Route information
- Maintained by SANRAL
- Length: 159 km (99 mi)

Major junctions
- North end: N11 / R555 in Middelburg
- N4 near Middelburg N17 / R38 in Bethal R39 in Morgenzon
- South end: N11 in Amersfoort

Location
- Country: South Africa
- Major cities: Middelburg, Bethal, Amersfoort

Highway system
- Numbered routes of South Africa;
| ← R34 |  | → R36 |

= R35 (South Africa) =

Provincial route in South Africa

The R35 is a provincial route in Mpumalanga, South Africa that connects Amersfoort with Middelburg via Morgenzon and Bethal. The R35 used to connect with the N3 near Ladysmith, but the portion of the road from Amersfoort onwards is now part of the N11.

==Route==

The R35 begins in Amersfoort, at a junction with the N11 national route. It begins by going westwards as Sybrand van Niekerk Street before turning towards the north-west.

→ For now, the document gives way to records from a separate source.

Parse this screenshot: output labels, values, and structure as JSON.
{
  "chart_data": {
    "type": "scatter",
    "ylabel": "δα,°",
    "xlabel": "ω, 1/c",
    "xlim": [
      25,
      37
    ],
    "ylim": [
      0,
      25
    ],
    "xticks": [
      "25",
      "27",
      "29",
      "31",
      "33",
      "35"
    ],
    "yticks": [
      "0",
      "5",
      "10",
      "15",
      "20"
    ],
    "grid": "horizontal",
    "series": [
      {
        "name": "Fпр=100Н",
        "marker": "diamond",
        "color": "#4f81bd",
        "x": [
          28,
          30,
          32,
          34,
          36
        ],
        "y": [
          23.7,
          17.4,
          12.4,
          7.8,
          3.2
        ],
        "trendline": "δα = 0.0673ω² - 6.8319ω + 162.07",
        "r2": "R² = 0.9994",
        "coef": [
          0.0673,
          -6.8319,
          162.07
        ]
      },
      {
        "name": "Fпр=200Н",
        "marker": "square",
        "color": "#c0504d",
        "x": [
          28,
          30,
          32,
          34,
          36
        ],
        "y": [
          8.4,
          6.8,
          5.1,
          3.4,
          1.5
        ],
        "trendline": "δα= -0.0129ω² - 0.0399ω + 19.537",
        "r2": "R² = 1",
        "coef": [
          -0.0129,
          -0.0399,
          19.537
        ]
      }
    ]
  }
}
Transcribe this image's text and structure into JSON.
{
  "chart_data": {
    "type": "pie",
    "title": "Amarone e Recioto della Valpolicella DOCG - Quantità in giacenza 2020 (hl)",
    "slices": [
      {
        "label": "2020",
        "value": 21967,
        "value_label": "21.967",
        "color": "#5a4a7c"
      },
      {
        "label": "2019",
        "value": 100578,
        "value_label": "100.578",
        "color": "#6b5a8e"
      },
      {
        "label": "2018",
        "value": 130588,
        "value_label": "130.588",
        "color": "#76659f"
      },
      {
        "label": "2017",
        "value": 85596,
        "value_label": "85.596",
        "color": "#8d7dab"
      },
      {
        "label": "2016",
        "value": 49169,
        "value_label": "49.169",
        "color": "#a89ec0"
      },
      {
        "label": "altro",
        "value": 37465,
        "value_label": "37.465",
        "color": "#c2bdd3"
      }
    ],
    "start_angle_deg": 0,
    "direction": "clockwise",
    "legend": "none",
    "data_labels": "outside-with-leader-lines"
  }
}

It crosses the Vaal River 25 kilometres from Amersfoort before bending northwards.

It enters Morgenzon from the south as De Jager Street and reaches a junction with the R39 road (Steyn Street). It joins the R39 eastwards up to the second junction, where it becomes the road northwards and proceeds to cross the Blesbokspruit and Kwaggalaagte rivers.

Entering Bethal from the south, it reaches a t-junction with the N17 national route and joins it to be co-signed northwards through the town centre. At the junction with Simon Street, the R38 route joins the N17/R35 co-signage northwards. At the sixth junction afterwards, the R35 and R38 split from the N17 to become the road eastwards. After one kilometre, the R35 splits from the R38 to become its own road northwards. After eleven kilometres, the R35 meets the south-eastern terminus of the R544 road from Witbank.

The R35 continues northwards, crossing the Olifants River and Leeuwfontein and then is intersected at a t-junction by the R542 at Komati. Continuing northwards, it interchanges with the N4 freeway (Maputo Corridor) just south of Middleburg to become Samora Machel Street. It heads northwards to reach its end at a junction with Cowen Ntuli Street (N11; R555; R104) in the Middelburg CBD.